Fuel-soaked battery hatch. 1,000 Mah hour battery strapped to access hatch.This is the hatch that the onboard battery was attached to.  Even though I fuel-proofed it inside and out with epoxy, fuel still managed to find its way into the wood.

The battery has a piece of foam underneath to protect it from vibration.  The wood strap across the top holds the battery in place.

A piece of balsa was cut to fill the area where the rudder pushrod was located. The original pushrods were made from 5/32" carbon fiber tube.  I used a file at an angle to cut away inside the fuselage so the pushrod hole could be smaller and the pushrod would move more smoothly.

Unfortunately when I sanding the fuselage sides I started sanding through the wood in those areas so a fairly large piece of balsa was used to fill the area.

The opposite side of the fuselage was filled with plywood which is the elevator servo mount.

Pull-pull exits for the rudder.

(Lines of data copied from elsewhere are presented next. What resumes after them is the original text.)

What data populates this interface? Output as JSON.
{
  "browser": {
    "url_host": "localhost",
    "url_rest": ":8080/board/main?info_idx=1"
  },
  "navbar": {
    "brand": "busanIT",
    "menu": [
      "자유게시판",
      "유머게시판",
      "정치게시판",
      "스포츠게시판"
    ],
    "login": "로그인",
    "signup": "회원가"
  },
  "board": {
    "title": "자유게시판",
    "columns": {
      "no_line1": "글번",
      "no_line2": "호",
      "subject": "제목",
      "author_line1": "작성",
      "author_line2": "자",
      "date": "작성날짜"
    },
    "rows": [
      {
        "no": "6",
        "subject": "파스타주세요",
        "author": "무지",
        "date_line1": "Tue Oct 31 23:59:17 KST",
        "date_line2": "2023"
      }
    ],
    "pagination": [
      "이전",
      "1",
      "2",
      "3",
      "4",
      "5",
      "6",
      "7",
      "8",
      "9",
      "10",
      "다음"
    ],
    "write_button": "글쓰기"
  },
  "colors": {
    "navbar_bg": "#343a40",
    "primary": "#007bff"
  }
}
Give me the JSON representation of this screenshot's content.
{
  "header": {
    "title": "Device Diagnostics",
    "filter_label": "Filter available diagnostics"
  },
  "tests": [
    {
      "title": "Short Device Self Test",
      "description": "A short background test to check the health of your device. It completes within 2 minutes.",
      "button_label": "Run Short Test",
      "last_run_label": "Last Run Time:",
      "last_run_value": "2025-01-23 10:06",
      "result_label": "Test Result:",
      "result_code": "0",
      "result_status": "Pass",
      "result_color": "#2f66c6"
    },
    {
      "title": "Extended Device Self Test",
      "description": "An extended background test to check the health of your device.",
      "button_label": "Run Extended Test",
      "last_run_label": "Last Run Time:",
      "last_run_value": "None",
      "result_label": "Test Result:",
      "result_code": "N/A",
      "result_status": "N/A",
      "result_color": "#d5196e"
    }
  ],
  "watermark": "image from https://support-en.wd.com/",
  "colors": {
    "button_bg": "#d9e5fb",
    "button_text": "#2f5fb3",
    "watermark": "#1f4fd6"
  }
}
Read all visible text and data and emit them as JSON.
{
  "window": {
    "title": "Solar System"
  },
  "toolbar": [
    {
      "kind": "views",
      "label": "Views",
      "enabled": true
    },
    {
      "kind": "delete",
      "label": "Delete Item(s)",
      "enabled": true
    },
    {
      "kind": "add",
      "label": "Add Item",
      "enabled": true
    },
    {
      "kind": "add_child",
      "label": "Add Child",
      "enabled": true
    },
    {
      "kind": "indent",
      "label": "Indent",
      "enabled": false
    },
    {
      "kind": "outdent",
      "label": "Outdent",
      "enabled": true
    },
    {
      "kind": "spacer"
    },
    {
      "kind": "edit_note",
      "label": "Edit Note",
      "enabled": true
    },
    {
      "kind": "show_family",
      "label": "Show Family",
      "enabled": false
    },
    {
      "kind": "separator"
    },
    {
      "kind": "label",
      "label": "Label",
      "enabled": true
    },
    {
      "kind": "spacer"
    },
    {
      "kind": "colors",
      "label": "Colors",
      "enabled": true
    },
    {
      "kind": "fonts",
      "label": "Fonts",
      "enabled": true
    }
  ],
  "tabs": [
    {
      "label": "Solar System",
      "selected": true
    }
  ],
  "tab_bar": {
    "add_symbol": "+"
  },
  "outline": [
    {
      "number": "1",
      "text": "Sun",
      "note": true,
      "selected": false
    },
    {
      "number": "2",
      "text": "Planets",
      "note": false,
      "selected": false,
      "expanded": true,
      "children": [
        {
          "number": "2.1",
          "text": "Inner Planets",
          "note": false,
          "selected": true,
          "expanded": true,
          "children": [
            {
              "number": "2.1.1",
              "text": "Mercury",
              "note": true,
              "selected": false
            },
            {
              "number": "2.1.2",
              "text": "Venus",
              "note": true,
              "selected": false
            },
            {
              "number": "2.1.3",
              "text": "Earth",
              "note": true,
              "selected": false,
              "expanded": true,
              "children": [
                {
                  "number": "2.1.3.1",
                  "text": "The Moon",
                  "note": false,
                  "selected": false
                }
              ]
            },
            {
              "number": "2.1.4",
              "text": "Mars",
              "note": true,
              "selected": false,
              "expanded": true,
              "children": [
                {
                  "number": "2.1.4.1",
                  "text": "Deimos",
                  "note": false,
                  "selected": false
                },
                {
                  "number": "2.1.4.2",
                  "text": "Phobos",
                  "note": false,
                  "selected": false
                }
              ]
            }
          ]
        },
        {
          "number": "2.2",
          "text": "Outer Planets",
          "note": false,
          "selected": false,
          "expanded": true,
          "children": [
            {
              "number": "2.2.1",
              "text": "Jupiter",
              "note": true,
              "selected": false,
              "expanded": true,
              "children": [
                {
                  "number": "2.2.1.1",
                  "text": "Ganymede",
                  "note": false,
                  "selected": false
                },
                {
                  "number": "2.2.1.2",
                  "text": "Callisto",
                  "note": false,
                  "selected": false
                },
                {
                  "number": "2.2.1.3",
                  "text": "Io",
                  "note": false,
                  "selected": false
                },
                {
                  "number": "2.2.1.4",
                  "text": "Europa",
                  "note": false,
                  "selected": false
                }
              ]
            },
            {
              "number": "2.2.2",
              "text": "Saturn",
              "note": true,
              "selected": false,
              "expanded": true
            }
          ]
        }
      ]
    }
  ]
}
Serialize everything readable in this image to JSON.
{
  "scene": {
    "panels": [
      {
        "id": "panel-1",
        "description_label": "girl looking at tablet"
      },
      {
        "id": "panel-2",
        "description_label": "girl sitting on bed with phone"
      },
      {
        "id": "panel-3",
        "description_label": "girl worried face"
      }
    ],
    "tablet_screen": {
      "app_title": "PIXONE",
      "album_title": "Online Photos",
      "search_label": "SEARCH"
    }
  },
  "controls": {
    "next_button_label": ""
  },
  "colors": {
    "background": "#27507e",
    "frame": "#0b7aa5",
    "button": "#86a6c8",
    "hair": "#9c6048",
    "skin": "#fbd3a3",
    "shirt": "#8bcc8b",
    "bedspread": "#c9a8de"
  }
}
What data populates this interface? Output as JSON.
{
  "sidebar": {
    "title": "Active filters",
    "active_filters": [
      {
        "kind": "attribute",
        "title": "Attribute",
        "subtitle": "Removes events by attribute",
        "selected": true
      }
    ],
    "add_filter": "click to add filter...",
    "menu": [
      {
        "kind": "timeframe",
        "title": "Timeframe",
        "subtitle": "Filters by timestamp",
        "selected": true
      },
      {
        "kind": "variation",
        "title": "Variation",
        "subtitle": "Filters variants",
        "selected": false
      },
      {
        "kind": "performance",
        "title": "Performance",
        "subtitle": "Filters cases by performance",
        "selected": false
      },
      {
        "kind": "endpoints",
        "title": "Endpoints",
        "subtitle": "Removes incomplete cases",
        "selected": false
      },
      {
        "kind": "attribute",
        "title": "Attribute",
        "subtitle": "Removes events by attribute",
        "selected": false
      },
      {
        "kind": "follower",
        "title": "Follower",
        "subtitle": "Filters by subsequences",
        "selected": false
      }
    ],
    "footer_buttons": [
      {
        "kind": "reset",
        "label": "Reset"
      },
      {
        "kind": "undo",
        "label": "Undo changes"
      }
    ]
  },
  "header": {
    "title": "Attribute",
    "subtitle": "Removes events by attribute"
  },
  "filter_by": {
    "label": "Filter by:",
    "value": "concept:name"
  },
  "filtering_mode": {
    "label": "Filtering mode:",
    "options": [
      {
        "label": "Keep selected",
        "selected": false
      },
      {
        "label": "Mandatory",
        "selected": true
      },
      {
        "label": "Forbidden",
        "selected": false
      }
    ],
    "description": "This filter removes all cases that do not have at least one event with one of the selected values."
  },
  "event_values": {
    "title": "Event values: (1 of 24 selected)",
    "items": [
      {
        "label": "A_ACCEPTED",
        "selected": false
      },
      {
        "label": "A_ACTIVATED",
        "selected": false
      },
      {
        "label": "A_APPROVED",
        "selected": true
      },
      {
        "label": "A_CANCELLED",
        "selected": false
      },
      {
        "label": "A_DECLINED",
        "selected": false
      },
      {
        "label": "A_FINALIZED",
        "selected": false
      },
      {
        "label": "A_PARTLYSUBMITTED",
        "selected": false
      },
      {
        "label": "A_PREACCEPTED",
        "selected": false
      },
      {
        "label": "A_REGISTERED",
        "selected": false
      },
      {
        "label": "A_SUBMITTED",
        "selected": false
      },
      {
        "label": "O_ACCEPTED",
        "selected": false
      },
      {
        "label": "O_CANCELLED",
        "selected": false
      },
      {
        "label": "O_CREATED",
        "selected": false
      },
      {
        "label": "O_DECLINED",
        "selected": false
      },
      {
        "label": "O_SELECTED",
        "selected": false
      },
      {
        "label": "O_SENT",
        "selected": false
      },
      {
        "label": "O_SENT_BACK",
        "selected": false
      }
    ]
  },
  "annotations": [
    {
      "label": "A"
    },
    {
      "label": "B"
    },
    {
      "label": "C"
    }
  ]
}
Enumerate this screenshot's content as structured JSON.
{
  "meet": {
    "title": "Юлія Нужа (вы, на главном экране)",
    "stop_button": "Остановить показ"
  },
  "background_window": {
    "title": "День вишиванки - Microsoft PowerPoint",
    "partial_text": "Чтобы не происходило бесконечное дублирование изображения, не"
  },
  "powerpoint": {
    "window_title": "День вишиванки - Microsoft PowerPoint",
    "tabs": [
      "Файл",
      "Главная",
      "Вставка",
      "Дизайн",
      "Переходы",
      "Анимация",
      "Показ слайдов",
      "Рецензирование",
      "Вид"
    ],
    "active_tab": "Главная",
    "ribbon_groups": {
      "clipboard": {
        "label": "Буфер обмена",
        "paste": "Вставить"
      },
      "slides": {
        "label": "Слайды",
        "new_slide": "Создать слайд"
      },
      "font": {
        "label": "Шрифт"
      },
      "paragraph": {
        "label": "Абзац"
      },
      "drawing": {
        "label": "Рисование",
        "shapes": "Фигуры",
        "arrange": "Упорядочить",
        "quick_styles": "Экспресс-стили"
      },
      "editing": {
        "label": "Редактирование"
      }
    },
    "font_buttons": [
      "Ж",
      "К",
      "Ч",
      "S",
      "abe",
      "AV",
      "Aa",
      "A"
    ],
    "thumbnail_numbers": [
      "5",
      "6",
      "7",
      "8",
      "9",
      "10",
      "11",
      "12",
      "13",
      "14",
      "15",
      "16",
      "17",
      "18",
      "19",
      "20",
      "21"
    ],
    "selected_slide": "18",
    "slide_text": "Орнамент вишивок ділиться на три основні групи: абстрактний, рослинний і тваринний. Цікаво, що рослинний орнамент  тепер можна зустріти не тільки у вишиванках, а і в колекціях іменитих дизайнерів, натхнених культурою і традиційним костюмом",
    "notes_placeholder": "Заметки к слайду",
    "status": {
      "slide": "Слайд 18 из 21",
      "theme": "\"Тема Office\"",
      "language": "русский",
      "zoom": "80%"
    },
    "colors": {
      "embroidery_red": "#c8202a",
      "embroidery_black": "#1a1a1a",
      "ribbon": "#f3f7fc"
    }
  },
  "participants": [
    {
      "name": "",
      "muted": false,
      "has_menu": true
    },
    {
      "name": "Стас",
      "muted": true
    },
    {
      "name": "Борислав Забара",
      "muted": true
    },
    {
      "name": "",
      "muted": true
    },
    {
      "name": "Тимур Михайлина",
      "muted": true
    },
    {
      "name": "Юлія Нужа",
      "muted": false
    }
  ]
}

The old rudder extended to the bottom of the fuselage.  This one ends flush with the top of the fuselage.  Rather than making a gaping pushrod exit in the top of the fuselage I decided to go with pull-pull controls.

I used my pushrod exit drill guide to drill the holes for 1/8" plastic tube.  The tubes are approximately 2" long.

I made fairings to cover the exits.

Tail wheel steering pull-pull cable exits. Pull-pull exits on bottom of fuselage for tail wheel steering.  I plan to use braided SpiderWire for both the pull-pulls for the rudder and the tail wheel.

I will probably use weaker line for the tail wheel so that it is more likely to break than strip the gears.  I don't plan to use any type of shock-absorbing system such as springs.